Here is a look at the most likely three-way scenarios in order of probability:

“Traffic light coalition” or Red-Green-Yellow

It’s called “traffic light” in Germany as a shorthand for the parties’ colors: SPD (red), Greens (green) and Free Democrats (yellow).  The SPD with its chancellor candidate Olaf Scholz has said it would like to reenact the “Red-Green” (SPD-Greens) coalition that ruled from 1998-2005. But together the parties are projected to win only 42% of the vote – thus needing a third partner. The least-objectional third partner would be the Free Democrats (FDP), who are polling 13%. But the pro-business, tax-cutting party that was long post-war West Germany’s kingmaker is playing hard-to-get. The smart money in Germany is thus betting on a “Traffic Light Coalition” even though there could be tensions between the left-leaning SPD-Greens dominance on the one hand and the small centrist FDP on the other.
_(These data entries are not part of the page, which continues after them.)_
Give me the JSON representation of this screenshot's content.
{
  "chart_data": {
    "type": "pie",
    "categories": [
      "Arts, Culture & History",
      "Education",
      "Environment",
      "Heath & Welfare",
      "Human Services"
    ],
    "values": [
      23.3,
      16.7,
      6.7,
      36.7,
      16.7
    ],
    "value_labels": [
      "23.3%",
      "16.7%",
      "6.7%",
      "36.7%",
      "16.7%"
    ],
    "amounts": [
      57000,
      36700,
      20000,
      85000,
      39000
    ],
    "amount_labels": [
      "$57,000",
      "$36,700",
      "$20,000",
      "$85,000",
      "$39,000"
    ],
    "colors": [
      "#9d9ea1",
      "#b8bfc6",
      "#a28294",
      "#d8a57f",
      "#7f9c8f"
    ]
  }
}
Both the FDP and Greens have been out of the federal government for eight and 16 years, respectively, both are eager to get back into power.

“Red-Red-Green” or “R2G”

This is a less likely three-way coalition made up of the SPD (25%), Greens (16.5%) and Linke party (6%) – mainly because the far-left Linke made up from the remnants of the former ruling party in Communist East Germany has called for disbanding NATO. That’s completely out of the question for legions of SPD and Greens voters who rely on the United States and NATO for their defense, and that stance has doomed any such similar R2G coalition at the national level in the past – even though such a tie-up would have been mathematically possible after the 2013 election. Scholz has cleverly opted against formally ruling out “R2G” for now despite dropping heavy hints it’s highly unlikely because of the Linke’s anti-Nato stance. Scholz has rejected that demand but declines to exclude the possibility of a three-way tie-up with the Linke in order to have some leverage with the FDP. That is why the conservatives are up in arms about the possibility of the Linke party, with its 6% of the vote, possibly getting seats in the next federal government as long as Scholz won’t rule it out. Even though the “Red Scare” tactics worked in the 1990s, Germans aren’t falling for it this time around.
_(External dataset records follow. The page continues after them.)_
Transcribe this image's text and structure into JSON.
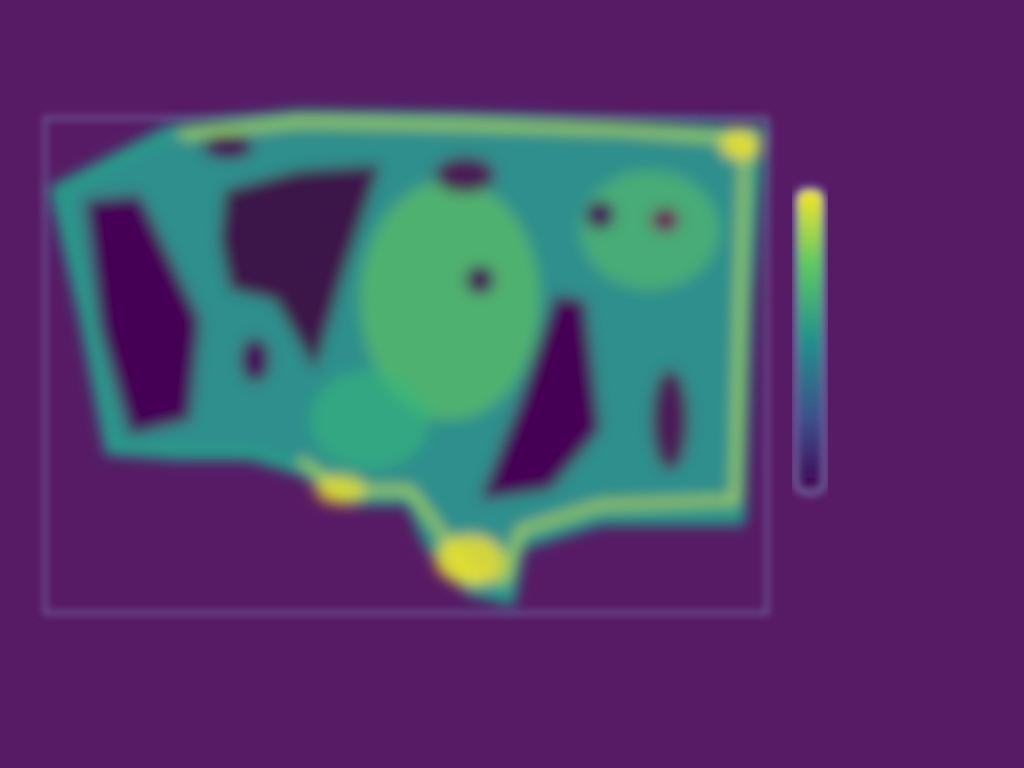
{
  "chart_data": {
    "type": "heatmap",
    "title": "",
    "xlabel": "",
    "ylabel": "",
    "colormap": "viridis",
    "colors": {
      "background": "#571a64",
      "frame": "#6d5d9c",
      "low": "#440154",
      "mid": "#21918c",
      "high": "#fde725"
    },
    "xticks": [
      "",
      "",
      "",
      "",
      "",
      ""
    ],
    "yticks": [
      "",
      "",
      ""
    ],
    "colorbar": {
      "ticks": [
        "",
        "",
        "",
        "",
        ""
      ]
    },
    "grid": false,
    "legend": "none"
  }
}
“Deutschland” or “Mickey Mouse” coalition – or Red-Black-Yellow

This three-way coalition led by the SPD (25%), the CDU/CSU (23%) and FDP (11%) would be the preferred option for the conservatives and FDP but the centre-left SPD are done with the conservatives after being their junior partner for 12 of the last 16 years and seeing their own support crumble as a result from levels above 40% in the late 1990s to under 20% at times in recent years. It’s called the “German coalition” because its colours match those of the German flag (sort of, considering the national colours are actually black-red-gold and not black-red-yellow). Black-red-yellow nevertheless matches the clothes that Mickey Mouse wears.

Kenya coalition – SPD-CDU-Greens

This also possible but unlikely because the SPD (25%) is done with the CDU/CSU (23%) and it’s hard to imagine the CDU/CSU, which has ruled Germany for 52 of the last 72 years and fancies itself as Germany’s natural ruling party, would settle for the junior partner role for the first time in post-war history. The Greens (16.5%) would also have little enthusiasm for a Kenya coalition even though they won’t rule it out.
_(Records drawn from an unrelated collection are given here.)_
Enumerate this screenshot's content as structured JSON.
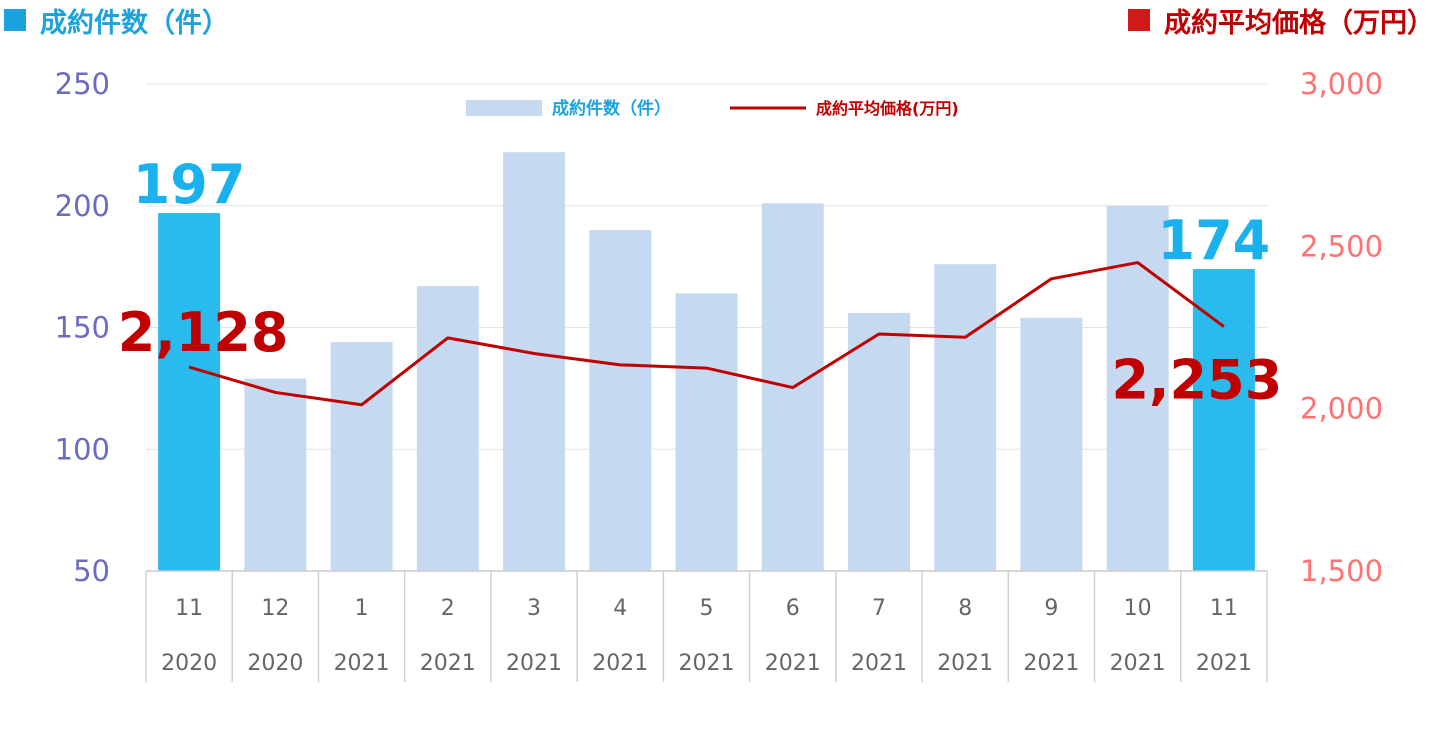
{
  "header": {
    "left_title": "成約件数（件）",
    "right_title": "成約平均価格（万円）"
  },
  "colors": {
    "bar": "#c5d9f1",
    "bar_highlight": "#29bbee",
    "line": "#c00000",
    "left_axis": "#6b6bbf",
    "right_axis": "#ff7272"
  },
  "chart_data": {
    "type": "bar",
    "categories": [
      [
        "11",
        "2020"
      ],
      [
        "12",
        "2020"
      ],
      [
        "1",
        "2021"
      ],
      [
        "2",
        "2021"
      ],
      [
        "3",
        "2021"
      ],
      [
        "4",
        "2021"
      ],
      [
        "5",
        "2021"
      ],
      [
        "6",
        "2021"
      ],
      [
        "7",
        "2021"
      ],
      [
        "8",
        "2021"
      ],
      [
        "9",
        "2021"
      ],
      [
        "10",
        "2021"
      ],
      [
        "11",
        "2021"
      ]
    ],
    "series": [
      {
        "name": "成約件数（件）",
        "type": "bar",
        "axis": "left",
        "values": [
          197,
          129,
          144,
          167,
          222,
          190,
          164,
          201,
          156,
          176,
          154,
          200,
          174
        ],
        "highlight": [
          0,
          12
        ]
      },
      {
        "name": "成約平均価格(万円)",
        "type": "line",
        "axis": "right",
        "values": [
          2128,
          2050,
          2012,
          2218,
          2170,
          2135,
          2125,
          2065,
          2230,
          2220,
          2400,
          2450,
          2253
        ]
      }
    ],
    "y_left": {
      "ylim": [
        50,
        250
      ],
      "ticks": [
        "50",
        "100",
        "150",
        "200",
        "250"
      ]
    },
    "y_right": {
      "ylim": [
        1500,
        3000
      ],
      "ticks": [
        "1,500",
        "2,000",
        "2,500",
        "3,000"
      ]
    },
    "data_labels": {
      "bar": [
        {
          "index": 0,
          "text": "197"
        },
        {
          "index": 12,
          "text": "174"
        }
      ],
      "line": [
        {
          "index": 0,
          "text": "2,128"
        },
        {
          "index": 12,
          "text": "2,253"
        }
      ]
    },
    "legend_position": "top-center",
    "grid": true
  }
}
Jamaica coalition – CDU/CSU-Greens-FDP

This is also an unlikely alliance of “losers” because the Greens would rather partner with the SPD, which is expected to emerge triumphant on September 26. Talks for a Jamaica coalition after the last election in 2017 dragged on for a month but collapsed when the FDP abandoned them. The SPD and Greens are also ideologically much closer than the CDU/CSU and Greens.